By the end of the year, ObamaCare premiums are expected to skyrocket, thus triggering a destabilized market. At which point, lawmakers are likely to play the blame game.

President Trump warned the democrats that ObamaCare was going to cost too much money and would ultimately implode.

The Trump administration also warned the democrats that the end was near for ObamaCare, but they did not listen.

Trump even signed an executive order to reduce former President Obama’s signature law’s “economic burden” with the House Freedom Caucus before he was sworn into Office.

After numerous attempts to repeal ObamaCare in the Senate, the Trump administration elected to go another route: dismantle the law through legislative and executive actions.

And they have done just that.

However, in the democrats’ eyes, this is sabotage.
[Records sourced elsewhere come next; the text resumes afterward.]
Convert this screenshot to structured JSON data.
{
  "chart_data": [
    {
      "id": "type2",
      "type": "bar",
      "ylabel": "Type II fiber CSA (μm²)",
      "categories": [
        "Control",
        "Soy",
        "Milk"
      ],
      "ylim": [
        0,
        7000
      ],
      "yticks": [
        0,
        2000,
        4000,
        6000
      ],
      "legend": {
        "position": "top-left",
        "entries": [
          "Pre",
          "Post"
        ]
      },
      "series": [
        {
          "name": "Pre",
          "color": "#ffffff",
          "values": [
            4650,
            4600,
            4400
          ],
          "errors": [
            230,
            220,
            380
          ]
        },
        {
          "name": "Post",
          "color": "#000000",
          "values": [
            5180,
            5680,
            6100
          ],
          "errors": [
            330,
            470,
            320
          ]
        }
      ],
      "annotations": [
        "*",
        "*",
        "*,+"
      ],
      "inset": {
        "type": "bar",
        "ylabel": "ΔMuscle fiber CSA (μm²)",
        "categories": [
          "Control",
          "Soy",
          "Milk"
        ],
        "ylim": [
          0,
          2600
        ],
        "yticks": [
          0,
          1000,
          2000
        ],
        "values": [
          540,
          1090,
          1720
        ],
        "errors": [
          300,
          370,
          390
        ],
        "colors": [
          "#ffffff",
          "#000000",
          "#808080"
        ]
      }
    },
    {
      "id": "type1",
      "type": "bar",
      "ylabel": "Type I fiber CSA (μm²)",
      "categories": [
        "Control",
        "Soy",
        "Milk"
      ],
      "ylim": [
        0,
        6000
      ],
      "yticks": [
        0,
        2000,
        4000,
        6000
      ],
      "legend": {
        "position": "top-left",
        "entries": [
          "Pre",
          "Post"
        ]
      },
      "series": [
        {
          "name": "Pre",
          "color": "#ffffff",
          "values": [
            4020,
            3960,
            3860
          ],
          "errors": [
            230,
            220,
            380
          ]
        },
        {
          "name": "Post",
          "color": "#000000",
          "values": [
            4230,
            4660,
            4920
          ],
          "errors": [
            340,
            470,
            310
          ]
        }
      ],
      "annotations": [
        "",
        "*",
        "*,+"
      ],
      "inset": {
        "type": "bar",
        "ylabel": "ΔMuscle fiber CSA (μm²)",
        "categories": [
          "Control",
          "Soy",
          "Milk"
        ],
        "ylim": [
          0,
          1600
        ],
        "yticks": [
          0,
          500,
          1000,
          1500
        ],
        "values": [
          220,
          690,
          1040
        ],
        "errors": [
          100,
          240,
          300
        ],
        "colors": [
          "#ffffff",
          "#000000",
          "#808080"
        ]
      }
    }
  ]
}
Why the democrats would view sparing the voters the “economic burden” of ObamaCare as a bad thing is incomprehensible.

In fact, Sen. Bob Casey (D-Pa.) blasted the GOP’s efforts to undermine the law as “sabotage.”

Casey argued, “The primary problem here is government officials, government agencies, we’re taking steps that would lead to fewer people having coverage and erecting barriers to people having coverage.”

He went on to claim, “In addition to that, you have kind of a closed-door, back-room slimy deal here that should trouble anyone.”

The executive order he was referring to is a list of 10 executive actions the Trump administration could take to undermine the ObamaCare and “improve the individual and small group markets most harmed by Obamacare.”

But what is so wrong with that? Should we not be concerned with the damage ObamaCare is doing to the individual and small group market? President Trump promised the millions of Americans who have been stuck with the unconstitutional task of paying for other peoples’ healthcare that he would dismantle the law.

Since the GOP’s efforts were unsuccessful in the legislative branch, Trump took it upon himself to use the executive branch to help make America great again. Many argue that as long as he gets it done, that is good enough for them. Whether it be through executive or legislative actions is irrelevant at this point.

Is it time to move on from ObamaCare once and for all, and get healthcare back to the way it was before Obama decided it was a right and not a luxury?